Jakarta - Motif pelaku pornografi anak di grup Facebook Official Loly Candy's 18+ bukan semata-mata mencari keuntungan secara ekonomi. Para pelaku cenderung mencari kepuasan batin dengan terlibat secara langsung di dalam grup tersebut.
"Ini bukan semata faktor ekonomi tetapi lebih menitik beratkan kepada pelampiasan dari pada hasratnya," ujar Direktur Reskrimsus Polda Metro Jaya Kombes Wahyu Hadiningrat kepada wartawan di Mapolda Metro Jaya, Jakarta, Rabu (15/3/2017).
Ia mengatakan para pelaku dan juga member grup memiliki orientasi seksual yang sama. Mereka juga memiliki fantasi seksual yang sama terhadap anak-anak di bawah umur.
Tetapi, Wahyu tidak menampik jika para pelaku juga mendapatkan keuntungan dari menampilkan foto dan video di grup Facebook tersebut. Untuk satu konten foto atau pun video, mereka mendapatkan Rp 15 ribu dalam bentuk poin.
"Kalau faktor ekonomi tidak bisa kita audit karena ini ada di virtual, rekening pun rekening virtual. Yang itu bisa dibelanjakan juga untuk pembelian yang sifatnya virtual juga," lanjut Wahyu.
Kapolda Metro Jaya Irjen Pol M Iriawan juga menyampaikan hal serupa. Pada dasarnya, para pelaku tidak mencari keuntungan secara ekonomi, tetapi lebih kepada kepuasan.
"Rata-rata kepuasan seks dan mencari fantasi seksual," ucap Iriawan.

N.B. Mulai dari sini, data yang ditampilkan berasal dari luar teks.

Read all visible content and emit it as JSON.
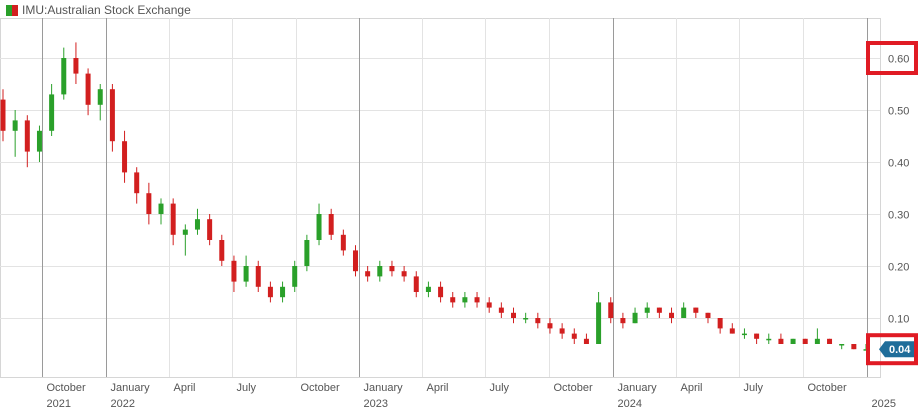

Dua orang tersangka, Wawan dan T-Day, bahkan melakukan kekerasan seksual kepada beberapa anak di bawah umur. Mereka merekam adegan tersebut dan mengunggahnya ke grup Facebook tersebut.
Polisi Ungkap Profil Para Pelaku Pornografi Anak 'Loly Candy's'
Jakarta - Polisi menyebut 4 pelaku pornografi anak via online jaringan internasional memiliki latar belakang pendidikan rendah. Salah seorang pelaku di antaranya adalah pekerja warnet, bahkan ada pengangguran dan buruh.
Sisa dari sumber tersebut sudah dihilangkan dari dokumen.